After I wrote that it occurred to me that we could begin to collect data to answer that question, and so I asked Eli and Matt if they wanted to help me build the site. The initial answer the site is generating seems to be that very few are available legally.
To be clear, we only have three weeks of data so far, and we’ll get a better picture in the months ahead as the dataset grows. Additionally, proving the adage that given enough eyeballs all bugs are shallow, we’ve been alerted to the fact that a couple of the movies we were listing as unavailable this week are in fact available. Looking at the problem we found that although we were querying the correct IMDB ID for the movies, Can I Stream It was giving us back the wrong data. We’ve fixed the problem and updated the results. This is all to say that the site will prove its value a year from now when we have a substantial dataset.
That said, one implication of the early results may be that when movies are unavailable, illegal sources are the most relevant search results, so search engines like Google are just telling it like it is. That is their job, after all.

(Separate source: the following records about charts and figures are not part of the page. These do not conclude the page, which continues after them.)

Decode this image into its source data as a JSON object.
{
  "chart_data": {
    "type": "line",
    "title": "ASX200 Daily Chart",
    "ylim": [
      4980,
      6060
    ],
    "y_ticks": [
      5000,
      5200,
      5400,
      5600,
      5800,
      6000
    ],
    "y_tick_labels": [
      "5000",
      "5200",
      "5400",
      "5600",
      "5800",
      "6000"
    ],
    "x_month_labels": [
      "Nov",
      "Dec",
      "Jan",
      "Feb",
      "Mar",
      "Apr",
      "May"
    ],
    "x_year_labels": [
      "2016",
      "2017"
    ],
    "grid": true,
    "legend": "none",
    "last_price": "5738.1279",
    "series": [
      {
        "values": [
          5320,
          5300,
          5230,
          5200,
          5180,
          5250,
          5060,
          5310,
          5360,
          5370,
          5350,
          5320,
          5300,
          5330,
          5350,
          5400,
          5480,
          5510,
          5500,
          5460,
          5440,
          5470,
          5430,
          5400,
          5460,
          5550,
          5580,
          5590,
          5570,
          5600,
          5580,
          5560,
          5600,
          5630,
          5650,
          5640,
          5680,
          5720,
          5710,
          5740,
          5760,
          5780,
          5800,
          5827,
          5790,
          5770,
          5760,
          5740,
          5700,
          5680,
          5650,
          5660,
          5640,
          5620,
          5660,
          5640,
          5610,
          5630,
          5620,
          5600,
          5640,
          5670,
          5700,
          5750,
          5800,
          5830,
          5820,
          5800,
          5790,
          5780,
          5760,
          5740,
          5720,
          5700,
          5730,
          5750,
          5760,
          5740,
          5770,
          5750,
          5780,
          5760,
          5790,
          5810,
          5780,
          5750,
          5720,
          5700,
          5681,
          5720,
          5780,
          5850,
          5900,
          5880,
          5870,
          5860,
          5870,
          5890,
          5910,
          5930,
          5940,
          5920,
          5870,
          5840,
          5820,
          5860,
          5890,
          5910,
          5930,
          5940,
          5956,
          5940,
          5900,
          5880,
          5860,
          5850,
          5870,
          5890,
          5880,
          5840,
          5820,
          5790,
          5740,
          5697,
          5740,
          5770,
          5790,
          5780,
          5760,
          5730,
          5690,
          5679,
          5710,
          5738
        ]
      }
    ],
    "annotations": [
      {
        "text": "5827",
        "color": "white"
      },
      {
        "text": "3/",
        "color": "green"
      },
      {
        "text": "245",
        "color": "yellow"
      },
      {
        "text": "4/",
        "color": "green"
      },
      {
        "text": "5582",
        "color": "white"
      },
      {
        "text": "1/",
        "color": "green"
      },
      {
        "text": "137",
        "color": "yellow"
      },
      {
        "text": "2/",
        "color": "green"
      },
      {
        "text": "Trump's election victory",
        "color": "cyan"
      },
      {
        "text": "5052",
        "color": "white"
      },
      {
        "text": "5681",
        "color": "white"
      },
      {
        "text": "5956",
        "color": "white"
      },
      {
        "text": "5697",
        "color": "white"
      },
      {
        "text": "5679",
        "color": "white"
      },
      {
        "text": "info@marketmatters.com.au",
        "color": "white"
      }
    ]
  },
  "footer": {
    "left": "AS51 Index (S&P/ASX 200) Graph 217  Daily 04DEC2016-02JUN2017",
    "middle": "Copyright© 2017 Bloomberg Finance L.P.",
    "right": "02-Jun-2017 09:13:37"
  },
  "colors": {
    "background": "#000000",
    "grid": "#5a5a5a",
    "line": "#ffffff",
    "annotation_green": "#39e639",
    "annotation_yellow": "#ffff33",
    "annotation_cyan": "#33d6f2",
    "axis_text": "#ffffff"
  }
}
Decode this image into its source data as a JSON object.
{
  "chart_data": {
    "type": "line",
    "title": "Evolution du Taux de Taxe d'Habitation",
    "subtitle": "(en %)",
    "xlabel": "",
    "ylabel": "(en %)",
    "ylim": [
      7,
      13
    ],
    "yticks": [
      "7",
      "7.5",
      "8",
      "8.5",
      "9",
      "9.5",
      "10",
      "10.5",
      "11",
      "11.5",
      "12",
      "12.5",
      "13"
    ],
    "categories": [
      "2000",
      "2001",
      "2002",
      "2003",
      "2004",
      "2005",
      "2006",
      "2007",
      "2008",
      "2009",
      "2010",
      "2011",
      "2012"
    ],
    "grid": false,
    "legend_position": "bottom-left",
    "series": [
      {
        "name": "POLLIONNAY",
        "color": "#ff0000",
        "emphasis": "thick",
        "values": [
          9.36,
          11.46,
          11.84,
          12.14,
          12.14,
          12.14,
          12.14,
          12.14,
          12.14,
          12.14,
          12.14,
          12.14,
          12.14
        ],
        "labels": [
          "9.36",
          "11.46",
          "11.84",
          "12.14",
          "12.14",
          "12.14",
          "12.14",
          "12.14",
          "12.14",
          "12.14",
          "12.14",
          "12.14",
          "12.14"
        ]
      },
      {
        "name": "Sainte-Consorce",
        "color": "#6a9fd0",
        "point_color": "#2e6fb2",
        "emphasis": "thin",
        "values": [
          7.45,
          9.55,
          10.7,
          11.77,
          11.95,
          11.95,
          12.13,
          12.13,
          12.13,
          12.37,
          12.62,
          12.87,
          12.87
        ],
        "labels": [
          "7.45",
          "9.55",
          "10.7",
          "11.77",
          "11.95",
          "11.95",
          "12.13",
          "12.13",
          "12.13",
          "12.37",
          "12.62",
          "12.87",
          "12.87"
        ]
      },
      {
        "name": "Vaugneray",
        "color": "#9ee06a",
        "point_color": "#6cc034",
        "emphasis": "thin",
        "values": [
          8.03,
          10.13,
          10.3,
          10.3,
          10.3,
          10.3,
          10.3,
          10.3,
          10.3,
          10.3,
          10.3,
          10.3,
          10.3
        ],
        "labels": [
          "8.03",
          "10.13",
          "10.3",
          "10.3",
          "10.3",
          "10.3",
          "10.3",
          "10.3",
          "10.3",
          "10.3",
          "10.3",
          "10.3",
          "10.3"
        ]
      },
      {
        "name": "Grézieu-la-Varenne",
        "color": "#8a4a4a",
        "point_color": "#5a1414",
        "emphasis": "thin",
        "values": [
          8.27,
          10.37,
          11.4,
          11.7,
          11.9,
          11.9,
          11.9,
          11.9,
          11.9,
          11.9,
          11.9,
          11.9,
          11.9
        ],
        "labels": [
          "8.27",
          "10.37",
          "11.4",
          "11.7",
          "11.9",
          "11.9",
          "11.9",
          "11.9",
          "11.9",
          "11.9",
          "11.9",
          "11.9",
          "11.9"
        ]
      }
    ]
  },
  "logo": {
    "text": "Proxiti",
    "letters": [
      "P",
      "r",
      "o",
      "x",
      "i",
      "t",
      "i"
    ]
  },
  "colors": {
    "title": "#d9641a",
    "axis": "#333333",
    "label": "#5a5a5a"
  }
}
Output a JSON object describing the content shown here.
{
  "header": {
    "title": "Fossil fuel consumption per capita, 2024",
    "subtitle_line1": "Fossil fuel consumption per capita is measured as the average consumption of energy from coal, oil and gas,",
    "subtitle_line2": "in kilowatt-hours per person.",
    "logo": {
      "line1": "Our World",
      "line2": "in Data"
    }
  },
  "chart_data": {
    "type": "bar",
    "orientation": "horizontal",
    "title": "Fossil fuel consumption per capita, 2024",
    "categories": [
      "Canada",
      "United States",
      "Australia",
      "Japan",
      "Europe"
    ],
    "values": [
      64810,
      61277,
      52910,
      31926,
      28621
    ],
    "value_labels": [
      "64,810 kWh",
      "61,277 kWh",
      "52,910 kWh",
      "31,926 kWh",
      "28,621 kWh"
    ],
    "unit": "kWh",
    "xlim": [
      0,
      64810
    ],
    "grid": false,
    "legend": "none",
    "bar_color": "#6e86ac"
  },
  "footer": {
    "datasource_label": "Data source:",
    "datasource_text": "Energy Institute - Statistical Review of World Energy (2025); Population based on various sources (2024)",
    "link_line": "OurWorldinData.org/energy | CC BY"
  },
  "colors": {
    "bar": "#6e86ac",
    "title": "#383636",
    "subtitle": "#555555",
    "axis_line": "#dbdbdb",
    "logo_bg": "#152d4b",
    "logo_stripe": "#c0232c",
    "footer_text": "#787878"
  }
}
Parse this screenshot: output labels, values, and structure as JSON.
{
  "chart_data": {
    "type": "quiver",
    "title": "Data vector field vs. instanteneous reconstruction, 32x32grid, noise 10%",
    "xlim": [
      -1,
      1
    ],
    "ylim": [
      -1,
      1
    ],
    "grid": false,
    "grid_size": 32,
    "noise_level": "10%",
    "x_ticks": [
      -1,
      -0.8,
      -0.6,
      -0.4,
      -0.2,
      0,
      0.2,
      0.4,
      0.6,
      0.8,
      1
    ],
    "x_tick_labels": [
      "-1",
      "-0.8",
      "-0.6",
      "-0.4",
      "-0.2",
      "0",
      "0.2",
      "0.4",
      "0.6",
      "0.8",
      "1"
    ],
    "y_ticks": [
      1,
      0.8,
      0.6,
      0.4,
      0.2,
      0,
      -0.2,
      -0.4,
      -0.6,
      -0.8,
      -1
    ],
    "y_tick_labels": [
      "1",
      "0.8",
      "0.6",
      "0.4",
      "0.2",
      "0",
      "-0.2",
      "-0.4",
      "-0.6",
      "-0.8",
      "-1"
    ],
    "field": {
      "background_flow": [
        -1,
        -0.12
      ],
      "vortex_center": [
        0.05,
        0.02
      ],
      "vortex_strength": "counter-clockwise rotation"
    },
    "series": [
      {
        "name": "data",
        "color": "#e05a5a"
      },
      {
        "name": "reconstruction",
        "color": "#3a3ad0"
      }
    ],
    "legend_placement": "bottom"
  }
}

Also, while there is no way to draw causality between the fact that these movies are not available legally and that they are the most pirated, it does highlight that while the MPAA is asking Google to take voluntary action to change search results, it may well be within the movie studio’s power to change those results by taking voluntary action themselves. That is, they could make more movies available online and sooner, perhaps by collapsing the theatrical release window. Now, their business model is their prerogative, and it’s none of my business to tell them how to operate, but by the same token I I don’t see how they can expect search engines and Congress to bend over backwards to protect the business model they choose.
As we continue to debate what are the responsibilities of different actors in the Internet ecosystem related to piracy, we hope PiracyData.org will provide useful context.